また、院内で健康診断を実施していた際は、各検査を実施する技師及び採血を実施する看護師も共に同僚であり、検査を実施するにあたり異性間でのストレスも職員からの不満として声があったが、外部委託により各検査項目の実施も外部委託先の職員であるため、改善している。
その他、従来は、労働安全衛生法に定められた健康診断検査項目のみの実施であったが、外部委託と健康保険を併用することで、希望者に対して有償ではあるが追加検査が可能となり、講評を得ている。

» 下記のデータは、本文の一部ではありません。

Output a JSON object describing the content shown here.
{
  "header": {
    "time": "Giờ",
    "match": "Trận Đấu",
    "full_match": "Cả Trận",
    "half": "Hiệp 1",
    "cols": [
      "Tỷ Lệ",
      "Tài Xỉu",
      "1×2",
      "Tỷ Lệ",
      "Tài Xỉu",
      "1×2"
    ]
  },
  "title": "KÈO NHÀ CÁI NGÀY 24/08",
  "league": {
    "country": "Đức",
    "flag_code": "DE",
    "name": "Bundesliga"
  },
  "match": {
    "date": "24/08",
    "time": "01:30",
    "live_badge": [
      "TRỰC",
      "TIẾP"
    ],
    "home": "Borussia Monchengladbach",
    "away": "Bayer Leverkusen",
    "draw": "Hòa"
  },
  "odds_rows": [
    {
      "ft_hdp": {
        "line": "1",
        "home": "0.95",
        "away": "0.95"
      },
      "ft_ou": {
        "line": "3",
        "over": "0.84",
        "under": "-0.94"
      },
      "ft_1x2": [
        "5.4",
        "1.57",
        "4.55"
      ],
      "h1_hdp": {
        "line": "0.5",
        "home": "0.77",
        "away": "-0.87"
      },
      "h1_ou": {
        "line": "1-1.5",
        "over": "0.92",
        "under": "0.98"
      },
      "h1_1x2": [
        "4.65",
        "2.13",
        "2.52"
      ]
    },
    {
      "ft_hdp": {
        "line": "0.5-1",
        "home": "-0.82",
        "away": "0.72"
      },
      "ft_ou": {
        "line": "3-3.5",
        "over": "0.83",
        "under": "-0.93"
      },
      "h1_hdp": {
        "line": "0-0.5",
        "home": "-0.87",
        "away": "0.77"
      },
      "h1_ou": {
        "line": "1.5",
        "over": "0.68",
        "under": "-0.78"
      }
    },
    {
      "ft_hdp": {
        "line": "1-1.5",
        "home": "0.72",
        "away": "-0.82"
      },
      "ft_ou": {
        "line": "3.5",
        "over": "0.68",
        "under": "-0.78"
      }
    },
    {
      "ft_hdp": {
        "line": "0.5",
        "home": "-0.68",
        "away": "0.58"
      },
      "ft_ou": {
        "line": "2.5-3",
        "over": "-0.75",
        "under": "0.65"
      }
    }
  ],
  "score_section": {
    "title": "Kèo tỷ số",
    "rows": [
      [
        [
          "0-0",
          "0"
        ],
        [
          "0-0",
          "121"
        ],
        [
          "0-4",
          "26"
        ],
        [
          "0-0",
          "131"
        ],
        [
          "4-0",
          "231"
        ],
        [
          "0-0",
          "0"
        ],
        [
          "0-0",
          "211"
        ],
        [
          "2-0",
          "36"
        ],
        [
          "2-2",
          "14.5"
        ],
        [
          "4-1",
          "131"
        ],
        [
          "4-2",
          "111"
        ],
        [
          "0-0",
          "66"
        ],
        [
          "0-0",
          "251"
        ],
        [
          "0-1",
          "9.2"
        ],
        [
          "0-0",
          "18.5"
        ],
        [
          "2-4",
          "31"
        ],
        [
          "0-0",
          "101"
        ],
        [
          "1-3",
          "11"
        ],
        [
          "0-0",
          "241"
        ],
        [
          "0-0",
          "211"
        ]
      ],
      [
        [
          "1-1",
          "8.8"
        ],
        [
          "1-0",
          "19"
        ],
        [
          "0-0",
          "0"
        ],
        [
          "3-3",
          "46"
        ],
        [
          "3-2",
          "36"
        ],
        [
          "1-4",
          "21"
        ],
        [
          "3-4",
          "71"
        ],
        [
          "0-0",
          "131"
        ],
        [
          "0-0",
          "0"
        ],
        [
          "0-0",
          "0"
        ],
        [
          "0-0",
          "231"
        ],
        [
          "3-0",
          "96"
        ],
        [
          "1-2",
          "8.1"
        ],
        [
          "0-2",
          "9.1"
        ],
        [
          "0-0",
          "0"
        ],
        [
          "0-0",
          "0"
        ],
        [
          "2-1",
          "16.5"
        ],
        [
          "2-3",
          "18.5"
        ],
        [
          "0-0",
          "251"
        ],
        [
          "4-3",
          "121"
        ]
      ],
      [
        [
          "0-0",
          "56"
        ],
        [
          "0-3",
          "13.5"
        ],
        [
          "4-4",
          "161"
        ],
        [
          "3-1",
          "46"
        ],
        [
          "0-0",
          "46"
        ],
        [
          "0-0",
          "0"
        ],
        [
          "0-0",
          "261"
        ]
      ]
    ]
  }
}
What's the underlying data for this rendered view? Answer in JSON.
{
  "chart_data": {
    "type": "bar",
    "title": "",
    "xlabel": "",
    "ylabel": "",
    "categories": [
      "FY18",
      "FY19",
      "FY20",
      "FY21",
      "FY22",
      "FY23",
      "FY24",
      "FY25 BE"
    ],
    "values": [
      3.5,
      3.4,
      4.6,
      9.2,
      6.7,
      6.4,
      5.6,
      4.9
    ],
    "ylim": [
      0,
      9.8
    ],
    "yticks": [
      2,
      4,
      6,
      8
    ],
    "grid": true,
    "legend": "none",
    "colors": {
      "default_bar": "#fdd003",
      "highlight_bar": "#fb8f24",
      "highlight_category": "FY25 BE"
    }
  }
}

 B型肝炎ワクチン接種及びインフルエンザ予防接種の実施にあっては、感染症予防対策として直接雇用の職員にあっては接種料の全額を病院負担としており、B型肝炎ワクチンにあっては、入職前に院内にて採血検査を実施し、抗体価を測定することで実施の必要性を感染対策委員会を含め判断し、実施している。また、インフルエンザ予防接種にあっては、職員のみならず職員の同居家族及び病院出入業者も含めた希望者に対して実施しており、関係者からは大変講評を得ているが、何れも内部からの罹患を防ぐことを目的として、実施している。その他、職員入職前健康診断項目としてツベリクリン反応検査を実施していたが、検査回数による職員負担の軽減及び検査結果を迅速するため、現在は、T-スポット検査へ変更し、結核菌の感染に対する免疫抑制状態における補助診断として実施しており、職員入職前健康診断の効率化が図られている。

今後の課題等について

 外部委託で職員健康診断を実施することで、①健康診断の解析及び診断に時間を要する必要がなくなり、早期に職員に回答することができるようになった。②時間経過ともに病状が変化することなく、短期間で職員へ回答が可能となり、疾病予防観点からも未然の疾病抑止に繋がった。③院内にて職員健康診断を実施していた際は、院内実施のため、全職員が受診期間内に実施することが出来なかったが、外部委託により、受診期間以外の受診は健診センターへ足を運ぶ必要性が発生するため、全職員全てが受診期間内で受診し、短期間での100%の受診率を確保することが可能となった。等、複数の改善がされた一方で、業務時間内で実施しているため、業務業況に応じて勤務調整が難しい等の職員からの声もあり、運用方法の改善等外部委託先と調整し、より職員満足の高い運用方法を検討していく必要もある。